L’affixe est une dénomination qui s’ajoute au nom du chien et qui permet de savoir de quel élevage l’animal provient (Règlements généraux de la cynophilie française, décembre 1987).

C’est ce nom qui est retenu par les amateurs de la race et, tout sujet issu d’un élevage avec affixe, portera cette marque distinctive de sorte que la simple lecture d’un catalogue d’exposition permettra au lecteur de le reconnaître comme un produit de la sélection du propriétaire de l’affixe concerné.

Cette dénomination est l’équivalent d’un nom de famille et est indépendante du nombre de chiens détenus ou du nombre de races élevées par le postulant à l’affixe ; ce n’est pas davantage un label de qualité mais les conditions d’obtention, sans être très sévères, sont suffisamment strictes pour écarter les éleveurs qui auraient pour objectif, des préoccupations exclusivement commerciales.
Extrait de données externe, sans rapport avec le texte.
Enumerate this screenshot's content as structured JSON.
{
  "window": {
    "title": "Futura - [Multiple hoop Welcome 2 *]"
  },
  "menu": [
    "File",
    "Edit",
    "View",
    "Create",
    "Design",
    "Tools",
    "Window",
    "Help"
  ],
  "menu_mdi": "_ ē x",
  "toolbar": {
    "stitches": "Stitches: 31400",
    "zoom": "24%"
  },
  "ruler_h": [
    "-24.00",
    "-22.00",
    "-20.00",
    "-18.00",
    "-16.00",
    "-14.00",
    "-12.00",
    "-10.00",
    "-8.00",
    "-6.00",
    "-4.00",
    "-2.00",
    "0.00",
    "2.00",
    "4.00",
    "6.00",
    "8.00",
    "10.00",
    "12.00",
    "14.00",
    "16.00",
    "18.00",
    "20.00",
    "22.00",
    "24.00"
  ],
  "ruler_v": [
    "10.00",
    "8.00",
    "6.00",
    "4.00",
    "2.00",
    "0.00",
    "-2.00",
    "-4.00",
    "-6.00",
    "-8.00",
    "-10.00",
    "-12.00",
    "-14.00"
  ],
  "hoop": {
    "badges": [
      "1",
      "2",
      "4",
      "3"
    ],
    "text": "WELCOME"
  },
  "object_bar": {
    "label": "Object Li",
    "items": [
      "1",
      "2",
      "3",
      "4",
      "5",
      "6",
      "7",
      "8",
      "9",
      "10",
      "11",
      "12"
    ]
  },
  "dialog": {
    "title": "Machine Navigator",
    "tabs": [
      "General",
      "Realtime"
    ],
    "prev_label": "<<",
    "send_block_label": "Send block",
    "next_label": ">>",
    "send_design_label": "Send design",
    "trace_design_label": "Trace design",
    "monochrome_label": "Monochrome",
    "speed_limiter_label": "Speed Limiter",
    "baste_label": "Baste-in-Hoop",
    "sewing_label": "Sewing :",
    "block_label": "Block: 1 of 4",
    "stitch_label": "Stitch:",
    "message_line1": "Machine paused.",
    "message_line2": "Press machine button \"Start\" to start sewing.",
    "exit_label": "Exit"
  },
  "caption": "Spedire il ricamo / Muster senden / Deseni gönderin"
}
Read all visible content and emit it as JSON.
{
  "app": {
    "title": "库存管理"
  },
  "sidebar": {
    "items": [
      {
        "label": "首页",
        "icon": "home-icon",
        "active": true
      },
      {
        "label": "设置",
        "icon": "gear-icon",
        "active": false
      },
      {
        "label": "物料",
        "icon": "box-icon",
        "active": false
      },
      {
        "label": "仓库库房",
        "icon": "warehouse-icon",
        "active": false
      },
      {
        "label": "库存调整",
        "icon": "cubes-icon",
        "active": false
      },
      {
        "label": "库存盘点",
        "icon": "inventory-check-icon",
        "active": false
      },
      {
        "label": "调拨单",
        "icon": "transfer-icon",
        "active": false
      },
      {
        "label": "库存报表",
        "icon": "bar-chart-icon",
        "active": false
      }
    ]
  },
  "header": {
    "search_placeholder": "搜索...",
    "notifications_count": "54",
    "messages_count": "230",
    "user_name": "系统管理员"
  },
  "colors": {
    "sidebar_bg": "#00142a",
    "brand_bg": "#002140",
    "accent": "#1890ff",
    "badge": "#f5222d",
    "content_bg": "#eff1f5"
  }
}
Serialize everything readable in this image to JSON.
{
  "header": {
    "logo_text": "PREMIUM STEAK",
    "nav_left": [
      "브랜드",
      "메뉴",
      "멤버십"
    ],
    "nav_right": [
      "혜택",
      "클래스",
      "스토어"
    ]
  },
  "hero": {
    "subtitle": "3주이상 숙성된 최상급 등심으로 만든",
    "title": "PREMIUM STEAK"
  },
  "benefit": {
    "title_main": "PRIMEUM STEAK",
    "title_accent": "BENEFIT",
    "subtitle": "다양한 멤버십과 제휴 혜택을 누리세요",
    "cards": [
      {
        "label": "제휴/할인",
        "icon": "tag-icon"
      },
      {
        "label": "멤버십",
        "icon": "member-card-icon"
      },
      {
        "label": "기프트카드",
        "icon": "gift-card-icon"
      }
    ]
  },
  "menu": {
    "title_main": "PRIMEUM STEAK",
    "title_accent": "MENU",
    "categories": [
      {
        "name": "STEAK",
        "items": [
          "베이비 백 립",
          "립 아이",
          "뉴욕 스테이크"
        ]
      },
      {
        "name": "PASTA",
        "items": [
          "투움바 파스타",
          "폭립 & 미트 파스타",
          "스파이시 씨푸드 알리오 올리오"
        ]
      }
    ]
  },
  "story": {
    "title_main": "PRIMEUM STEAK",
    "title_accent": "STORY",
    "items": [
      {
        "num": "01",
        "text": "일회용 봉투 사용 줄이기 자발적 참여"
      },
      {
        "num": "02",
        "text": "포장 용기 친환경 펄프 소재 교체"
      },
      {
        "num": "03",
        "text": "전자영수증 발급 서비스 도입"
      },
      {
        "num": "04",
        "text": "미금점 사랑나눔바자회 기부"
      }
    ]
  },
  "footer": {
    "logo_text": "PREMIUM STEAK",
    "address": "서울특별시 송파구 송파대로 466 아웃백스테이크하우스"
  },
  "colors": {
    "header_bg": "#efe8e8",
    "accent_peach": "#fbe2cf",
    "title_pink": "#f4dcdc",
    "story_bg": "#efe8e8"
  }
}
En ce qui concerne cet affixe :

a) précédant le nom du chien, il prend le nom de préfixe ; exemple : Sweet Athos.

b) succédant au nom du chien, le nom de suffixe ; exemple : Athos du Fin Museau.

Il est conseillé, du fait des contraintes informatiques, d'éviter les dénominations trop longues (maximum 35 caractères + intervalles).

CONDITIONS D’ATTRIBUTION

Toute demande d’affixe doit être visée par le Président du club de la race choisie par le postulant. Si celui-ci élève plusieurs races, il peut s’adresser indifféremment au club de son choix pourvu qu’il représente une des races qu’il élève. La demande du formulaire pour obtenir l'affixe est à demander à la SCC.

La décision est, en principe, prise par le club et, en cas de refus du postulant, le club doit motiver sa décision auprès de la commission LOF de la SCC.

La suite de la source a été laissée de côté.